Abdul-Quddus is currently the head football coach at Hillside High School in Hillside, New Jersey.

==Professional career==
===New Orleans Saints===
Abdul-Quddus was signed by the New Orleans Saints as an undrafted rookie free agent following the 2011 NFL draft. On January 7, 2014, Abdul-Quddus was released by the Saints.

===Detroit Lions===
Abdul-Quddus was claimed off waivers by the Detroit Lions on February 3, 2014. On March 10, 2015, the Lions re-signed Abdul-Quddus to a one-year contract.

===Miami Dolphins===
On March 9, 2016, the Miami Dolphins signed Abdul-Quddus to a three-year contract totaling $12.75 million. He started 15 games in his first season with the Dolphins. He recorded a career-high 78 tackles along with five passes defended, two interceptions, and one sack. He was placed on injured reserve on December 28, after suffering a neck injury in Week 16 against the Buffalo Bills.

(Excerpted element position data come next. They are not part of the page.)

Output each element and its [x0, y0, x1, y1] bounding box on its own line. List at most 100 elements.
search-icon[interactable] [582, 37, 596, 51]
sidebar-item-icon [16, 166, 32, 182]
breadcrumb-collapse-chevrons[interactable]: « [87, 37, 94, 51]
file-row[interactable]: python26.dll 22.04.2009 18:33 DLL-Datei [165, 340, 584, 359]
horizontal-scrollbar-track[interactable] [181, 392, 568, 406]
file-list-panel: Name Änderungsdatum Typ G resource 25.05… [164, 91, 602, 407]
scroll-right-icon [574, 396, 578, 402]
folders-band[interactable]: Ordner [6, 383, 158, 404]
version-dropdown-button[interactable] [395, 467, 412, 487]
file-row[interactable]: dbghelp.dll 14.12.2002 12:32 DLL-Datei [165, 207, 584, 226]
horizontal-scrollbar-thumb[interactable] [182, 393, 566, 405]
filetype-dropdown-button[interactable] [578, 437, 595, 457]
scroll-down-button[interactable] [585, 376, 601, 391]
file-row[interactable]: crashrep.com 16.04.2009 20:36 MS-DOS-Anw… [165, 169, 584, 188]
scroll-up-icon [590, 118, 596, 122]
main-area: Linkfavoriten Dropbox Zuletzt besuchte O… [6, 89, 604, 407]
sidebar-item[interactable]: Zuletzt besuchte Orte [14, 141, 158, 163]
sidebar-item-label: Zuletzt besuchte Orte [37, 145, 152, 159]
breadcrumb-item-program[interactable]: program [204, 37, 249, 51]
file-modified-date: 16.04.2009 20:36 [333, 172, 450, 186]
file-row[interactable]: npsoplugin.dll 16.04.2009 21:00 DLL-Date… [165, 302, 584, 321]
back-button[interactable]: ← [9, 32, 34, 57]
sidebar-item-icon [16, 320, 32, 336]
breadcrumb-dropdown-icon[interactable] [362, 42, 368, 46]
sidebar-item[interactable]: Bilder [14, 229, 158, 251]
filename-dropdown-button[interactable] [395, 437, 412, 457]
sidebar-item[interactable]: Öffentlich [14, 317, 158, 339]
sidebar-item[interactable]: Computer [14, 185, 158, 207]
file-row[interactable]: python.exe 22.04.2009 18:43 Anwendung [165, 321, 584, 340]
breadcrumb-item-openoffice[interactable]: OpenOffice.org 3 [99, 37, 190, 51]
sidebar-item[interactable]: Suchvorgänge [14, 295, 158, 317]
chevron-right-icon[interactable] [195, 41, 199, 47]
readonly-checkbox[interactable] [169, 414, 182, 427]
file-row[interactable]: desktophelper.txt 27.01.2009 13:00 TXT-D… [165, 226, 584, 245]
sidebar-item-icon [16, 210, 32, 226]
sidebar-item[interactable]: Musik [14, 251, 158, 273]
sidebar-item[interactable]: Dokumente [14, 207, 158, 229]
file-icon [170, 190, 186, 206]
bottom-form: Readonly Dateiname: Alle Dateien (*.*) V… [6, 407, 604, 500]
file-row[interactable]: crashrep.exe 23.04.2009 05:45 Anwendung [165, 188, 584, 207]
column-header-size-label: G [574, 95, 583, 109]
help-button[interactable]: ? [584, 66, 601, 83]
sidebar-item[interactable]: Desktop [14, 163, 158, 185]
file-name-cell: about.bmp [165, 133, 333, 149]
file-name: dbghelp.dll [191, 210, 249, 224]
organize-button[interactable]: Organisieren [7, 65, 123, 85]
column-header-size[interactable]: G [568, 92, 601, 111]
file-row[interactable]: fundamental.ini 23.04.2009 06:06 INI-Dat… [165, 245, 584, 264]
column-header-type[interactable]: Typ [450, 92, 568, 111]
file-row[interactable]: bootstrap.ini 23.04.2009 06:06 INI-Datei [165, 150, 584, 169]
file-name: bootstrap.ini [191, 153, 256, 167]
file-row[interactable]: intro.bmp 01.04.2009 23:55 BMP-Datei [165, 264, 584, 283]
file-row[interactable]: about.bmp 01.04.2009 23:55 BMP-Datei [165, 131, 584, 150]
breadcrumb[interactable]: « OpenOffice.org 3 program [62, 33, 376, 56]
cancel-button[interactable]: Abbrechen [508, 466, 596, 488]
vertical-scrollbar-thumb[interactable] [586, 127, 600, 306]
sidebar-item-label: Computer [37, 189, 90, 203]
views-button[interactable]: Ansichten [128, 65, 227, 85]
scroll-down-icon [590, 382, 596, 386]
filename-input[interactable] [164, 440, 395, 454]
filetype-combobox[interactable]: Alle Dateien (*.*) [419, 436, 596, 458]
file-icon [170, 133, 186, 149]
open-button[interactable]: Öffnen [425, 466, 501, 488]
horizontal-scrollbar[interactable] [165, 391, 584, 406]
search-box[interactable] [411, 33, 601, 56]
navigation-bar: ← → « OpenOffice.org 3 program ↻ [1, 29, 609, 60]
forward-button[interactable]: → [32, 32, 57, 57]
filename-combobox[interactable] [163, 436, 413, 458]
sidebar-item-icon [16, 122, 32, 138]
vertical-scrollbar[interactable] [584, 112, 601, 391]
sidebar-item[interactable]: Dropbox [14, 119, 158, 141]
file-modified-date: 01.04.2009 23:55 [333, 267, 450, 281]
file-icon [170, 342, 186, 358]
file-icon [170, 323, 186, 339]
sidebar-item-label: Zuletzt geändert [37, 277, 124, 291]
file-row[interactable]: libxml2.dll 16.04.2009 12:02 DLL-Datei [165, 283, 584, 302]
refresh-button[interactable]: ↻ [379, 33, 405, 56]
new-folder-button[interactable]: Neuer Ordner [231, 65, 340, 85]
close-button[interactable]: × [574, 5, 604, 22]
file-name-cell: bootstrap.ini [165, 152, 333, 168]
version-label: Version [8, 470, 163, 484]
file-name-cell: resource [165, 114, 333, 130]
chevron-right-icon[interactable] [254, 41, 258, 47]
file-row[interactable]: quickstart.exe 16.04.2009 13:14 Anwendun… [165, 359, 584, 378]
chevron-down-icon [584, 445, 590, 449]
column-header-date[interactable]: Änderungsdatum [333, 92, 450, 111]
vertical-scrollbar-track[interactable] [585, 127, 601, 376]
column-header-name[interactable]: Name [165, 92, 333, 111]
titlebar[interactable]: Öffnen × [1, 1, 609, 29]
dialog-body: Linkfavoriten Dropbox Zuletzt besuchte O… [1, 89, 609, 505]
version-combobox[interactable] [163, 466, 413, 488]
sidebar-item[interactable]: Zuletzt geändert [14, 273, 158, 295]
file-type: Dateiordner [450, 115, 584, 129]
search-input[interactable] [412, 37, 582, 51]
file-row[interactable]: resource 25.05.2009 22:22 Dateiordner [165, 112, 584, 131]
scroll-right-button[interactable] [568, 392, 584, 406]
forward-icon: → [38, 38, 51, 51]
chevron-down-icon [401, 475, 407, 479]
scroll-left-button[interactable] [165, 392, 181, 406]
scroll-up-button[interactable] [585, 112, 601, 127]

On March 9, 2017, Abdul-Quddus was released by the Dolphins.

==NFL career statistics==

Legend
| Bold | Career high |

===Regular season===

Year: Team; Games; Tackles; Interceptions; Fumbles
GP: GS; Cmb; Solo; Ast; Sck; TFL; Int; Yds; TD; Lng; PD; FF; FR; Yds; TD
2011: NOR; 16; 1; 16; 14; 2; 0.0; 0; 0; 0; 0; 0; 1; 3; 0; 0; 0
2012: NOR; 15; 3; 45; 33; 12; 0.0; 0; 2; 12; 0; 12; 8; 0; 1; 0; 0
2013: NOR; 11; 0; 13; 12; 1; 0.0; 0; 0; 0; 0; 0; 1; 0; 0; 0; 0
2014: DET; 16; 4; 33; 22; 11; 0.0; 0; 0; 0; 0; 0; 2; 0; 0; 0; 0
2015: DET; 16; 8; 57; 42; 15; 1.0; 2; 0; 0; 0; 0; 6; 1; 0; 0; 0
2016: MIA; 15; 15; 78; 50; 28; 1.0; 2; 2; 16; 0; 9; 5; 0; 0; 0; 0
Career: 89; 31; 242; 173; 69; 2.0; 4; 4; 28; 0; 12; 23; 4; 1; 0; 0

===Playoffs===

Year: Team; Games; Tackles; Interceptions; Fumbles
GP: GS; Cmb; Solo; Ast; Sck; TFL; Int; Yds; TD; Lng; PD; FF; FR; Yds; TD
2011: NOR; 2; 0; 4; 4; 0; 0.0; 1; 0; 0; 0; 0; 0; 0; 0; 0; 0
2014: DET; 1; 0; 1; 0; 1; 0.0; 0; 0; 0; 0; 0; 0; 0; 0; 0; 0
Career: 3; 0; 5; 4; 1; 0.0; 1; 0; 0; 0; 0; 0; 0; 0; 0; 0

==Personal life==
Abdul-Quddus lives in Union, New Jersey, where he attended high school and was a three-year starter for Union High School at safety. He graduated in 2007.